“I strive to be a good person and do good deeds that will bring harmony, love, and peace throughout the world.”

In 1987, I visited the Hiroshima Peace Memorial Park with my wife. I was a guest of the Japanese government, on a cultural exchange program. We met the executive director of the park, who went out of his way to give us a VIP tour. We were shocked to see the horrible photos of the devastation that took place when the atomic bomb was dropped on Hiroshima. He explained about when the attack took place, that the bomb was detonated over Hiroshima, and described the disaster it caused. He was only fourteen-years-old and in school when the bomb was detonated. He rushed out onto the street. The wind was coming from the ocean. Although he did his best to walk against the wind, he collapsed at the foot of a bridge. People on the far side of this bridge could be rescued, but on the side he was on, there was little hope. People were being left to suffer and die. Fortunately for this young boy, a police officer managed to cross the bridge and bring him to safety.

It took the teenager two years to fully recover from the disaster. He said he believed God (Kamisama) saved him so that he could become executive director and promote harmony and peace throughout the world. He speculated that if Mikhail Gorbachev and Jimmy Carter got together at Hiroshima Peace Memorial Park, there would be no more wars. (The two world leaders met in 1987; Carter as a private citizen, and one topic of conversation was nuclear disarmament.)

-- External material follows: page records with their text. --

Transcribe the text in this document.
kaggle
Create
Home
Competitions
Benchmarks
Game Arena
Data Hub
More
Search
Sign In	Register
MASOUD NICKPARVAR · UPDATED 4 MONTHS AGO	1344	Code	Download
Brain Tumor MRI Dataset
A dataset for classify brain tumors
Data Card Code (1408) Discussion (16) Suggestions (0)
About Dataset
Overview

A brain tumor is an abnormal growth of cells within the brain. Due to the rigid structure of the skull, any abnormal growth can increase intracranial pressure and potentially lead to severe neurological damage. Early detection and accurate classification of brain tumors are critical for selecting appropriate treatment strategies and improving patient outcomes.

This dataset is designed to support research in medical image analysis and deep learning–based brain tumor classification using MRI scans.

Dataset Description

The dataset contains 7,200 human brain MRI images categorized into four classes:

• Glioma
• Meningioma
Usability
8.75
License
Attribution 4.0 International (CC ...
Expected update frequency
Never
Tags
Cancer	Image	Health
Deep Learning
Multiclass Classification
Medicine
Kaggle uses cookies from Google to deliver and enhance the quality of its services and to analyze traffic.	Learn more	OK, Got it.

I strive to be a good person and do good deeds that will bring harmony, love, and peace throughout the world. Thanks to Eryl Court, who wrote a letter to the Japanese Canadian Cultural Centre asking for a representative to join the Hiroshima Nagasaki Day Committee, I got involved. This opened a new door for me to join caring, compassionate individuals whose goal is the “abolishment of nuclear weapons.” As we move into the seventy-fifth commemoration, I look forward to working together with peace organizations to meet our goal.

—Sid Ikeda

Sid Ikeda was born in 1934 in British Columbia. His family was interned during the Second World War. His father passed away in an internment camp in 1943, leaving his mother pregnant with her seventh child. His family moved to Toronto in 1947. In 1956, he went to work for Eaton’s, where he remained for forty years, working his way up from shovelling coal to becoming the national environment and energy manager. He has devoted his life to fostering unity in the Japanese community, to raising its status within Canadian multicultural mosaic, and to the betterment of Japan-Canada relations.